Тем временем рассвело. Над просветами между кронами нависли низкие сырые облака.
— Ребята, берите носилки и за мной! — приказал Галушкин, изменив решение.
Сзади трещали выстрелы. Они заметно отдалялись: оккупанты двигались медленнее партизан. Прибавили шагу. Им показалось, что путь к линии фронта свободен и до восхода солнца они еще успеют добраться до нее, а там...
— Ахтунг! Хальт! — вдруг раздалось впереди.
Партизаны замерли:
— Ложись!
Недалеко заработал пулемет. Новая группа врагов преградила партизанам путь. Пули свистели над головами, звонко ударялись в смолистые стволы сосен, срезали ветки, рикошетили и с визгом уносились прочь. На шквальный огонь немцев ребята отвечали сдержанно, экономя патроны.
— Правдин, Головенков и Андреев, оставайтесь на месте. Мы поползем вперед. Гранатами попытаемся отбросить фрицев. После взрывов двигайтесь за нами!
Не оглядываясь, Галушкин пополз навстречу стрельбе. За ним следовали Маркин и Щербаков, держа в руках толовые шашки с короткими запальными трубками из бикфордова шнура.

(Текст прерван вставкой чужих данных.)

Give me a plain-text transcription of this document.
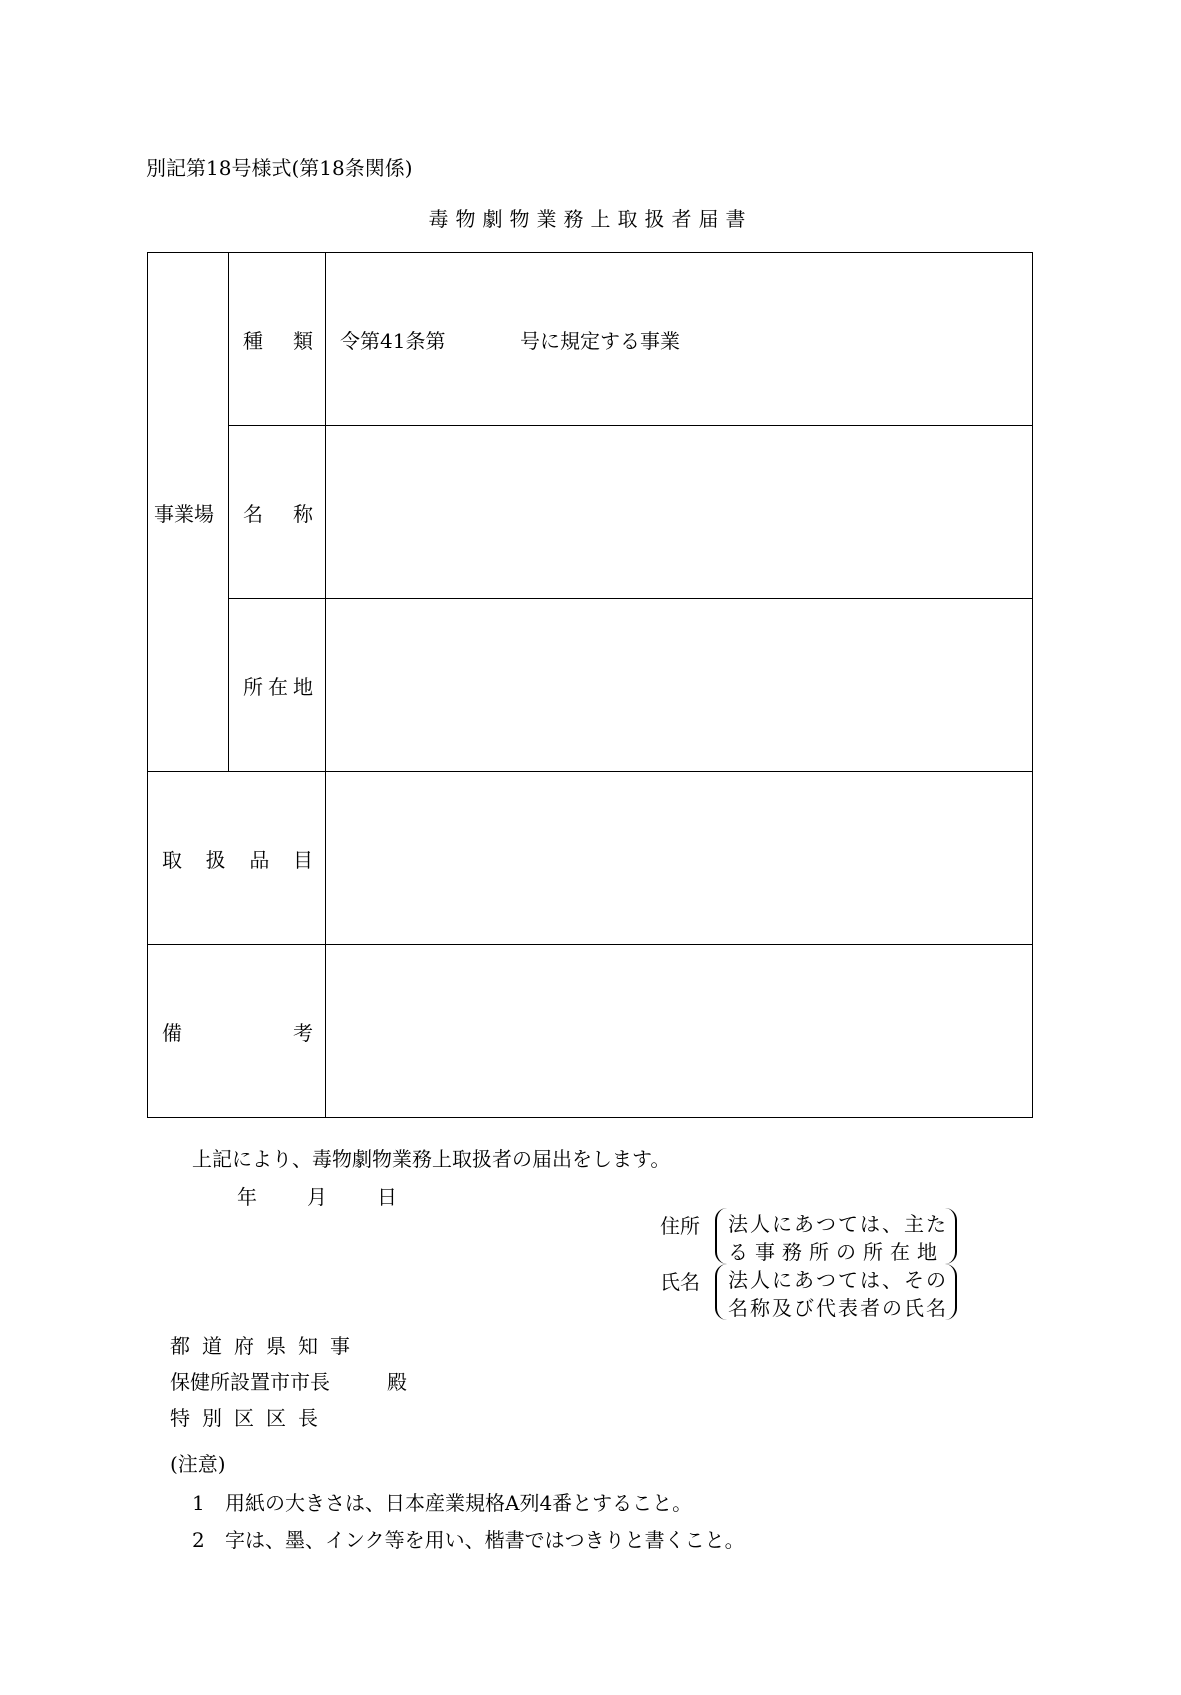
別記第18号様式(第18条関係)
毒物劇物業務上取扱者届書
事業場	種 類	令第41条第 号に規定する事業

	名 称	

	所 在 地	

取 扱 品 目		

備 考		

上記により、毒物劇物業務上取扱者の届出をします。
年	月	日
住所 法人にあつては、主た
る事務所の所在地
氏名 法人にあつては、その
名称及び代表者の氏名
都道府県知事
保健所設置市市長
特別区区長
殿
(注意)
1 用紙の大きさは、日本産業規格A列4番とすること。
2 字は、墨、インク等を用い、楷書ではつきりと書くこと。
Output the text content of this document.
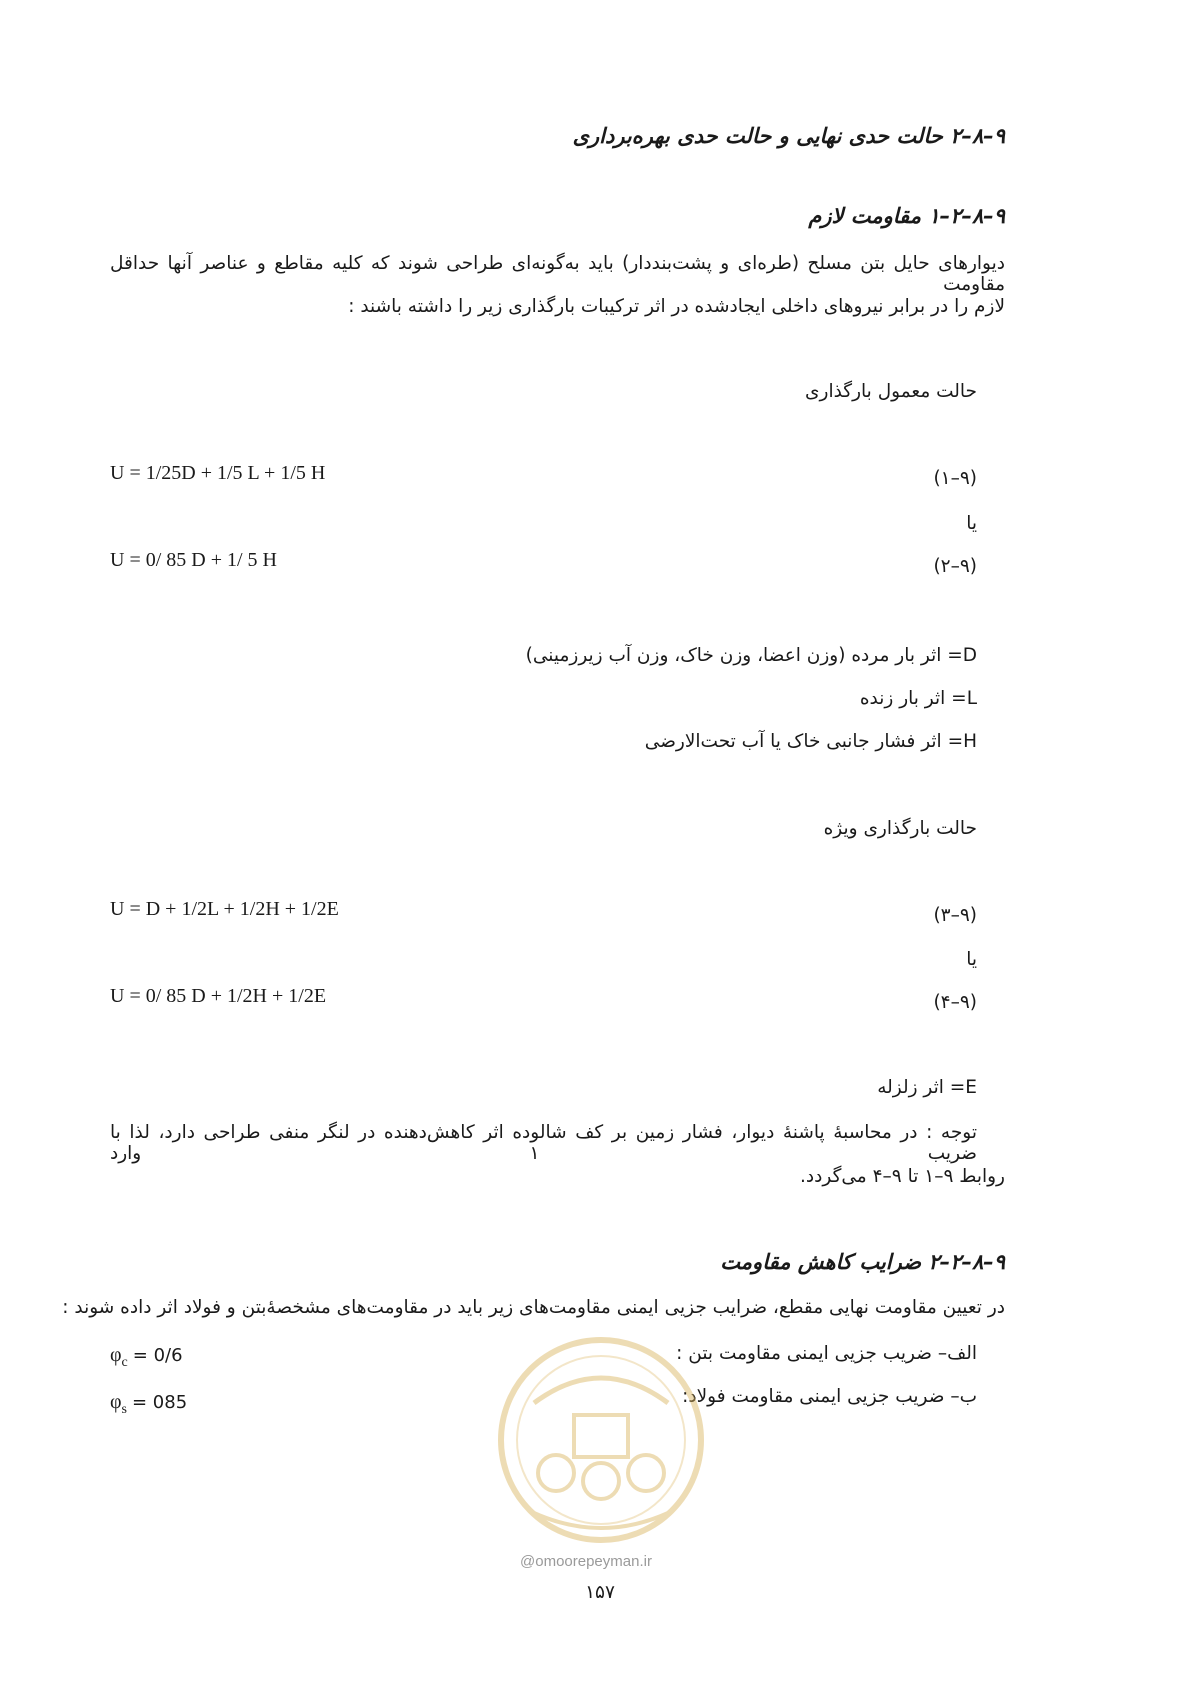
۹–۸–۲ حالت حدی نهایی و حالت حدی بهره‌برداری
۹–۸–۲–۱ مقاومت لازم
دیوارهای حایل بتن مسلح (طره‌ای و پشت‌بنددار) باید به‌گونه‌ای طراحی شوند که کلیه مقاطع و عناصر آنها حداقل مقاومت
لازم را در برابر نیروهای داخلی ایجادشده در اثر ترکیبات بارگذاری زیر را داشته باشند :
حالت معمول بارگذاری
U = 1/25D + 1/5 L + 1/5 H	(۹–۱)
یا
U = 0/ 85 D + 1/ 5 H	(۹–۲)
D= اثر بار مرده (وزن اعضا، وزن خاک، وزن آب زیرزمینی)
L= اثر بار زنده
H= اثر فشار جانبی خاک یا آب تحت‌الارضی
حالت بارگذاری ویژه
U = D + 1/2L + 1/2H + 1/2E	(۹–۳)
یا
U = 0/ 85 D + 1/2H + 1/2E	(۹–۴)
E= اثر زلزله
توجه : در محاسبهٔ پاشنهٔ دیوار، فشار زمین بر کف شالوده اثر کاهش‌دهنده در لنگر منفی طراحی دارد، لذا با ضریب ۱ وارد
روابط ۹–۱ تا ۹–۴ می‌گردد.
۹–۸–۲–۲ ضرایب کاهش مقاومت
در تعیین مقاومت نهایی مقطع، ضرایب جزیی ایمنی مقاومت‌های زیر باید در مقاومت‌های مشخصهٔ‌بتن و فولاد اثر داده شوند :
الف– ضریب جزیی ایمنی مقاومت بتن :
$\varphi_c = 0/6$
ب– ضریب جزیی ایمنی مقاومت فولاد:
$\varphi_s = 085$
@omoorepeyman.ir
۱۵۷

Не раз им приходилось с помощью таких примитивных ручных гранат прорываться сквозь кольцо вражеского окружения. Грохот тола во много раз превосходил по силе звука противотанковую гранату. Это приводило в замешательство немцев, а тем временем партизаны уходили.
Немцы были совсем близко. По команде Галушкина подожгли шнуры и швырнули толовые шашки, стараясь перекинуть их через кроны, чтобы они случайно не ударились о какое-нибудь дерево и не вернулись к ним.
После грохота тола ребята рванулись вперед, пробежали мимо искалеченных взрывами деревьев, залегли. Вскоре к ним подтянулись и остальные с носилками. В тишине было хорошо слышно, как тяжело дышали носильщики, как носилки ударялись о стволы деревьев и как вскрикивал раненый.
— Вперед, ребята, вперед! — торопил их Галушкин, внимательно оглядываясь по сторонам.
Тишина кончилась. Стреляли кругом. Партизаны остановились, не зная, куда им податься. Неужели окружены и отрезаны от линии фронта?..
— Борис, да это ж наши! Слышишь, ППШ? — вдруг радостно крикнул Маркин.
Ребята прислушались. Из свистящей трескотни немецких автоматов выделялся более четкий звук ППШ. Галушкин хлопнул Маркина по спине:
— Точно, Пашка! Вперед!
Партизаны рванулись с места, побежали. Однако скоро были вынуждены остановиться и прижаться к земле. Деревья стонали от впивавшихся в них пуль, швырялись щепками, теряли ветки, но надежно задерживали немецкие пули.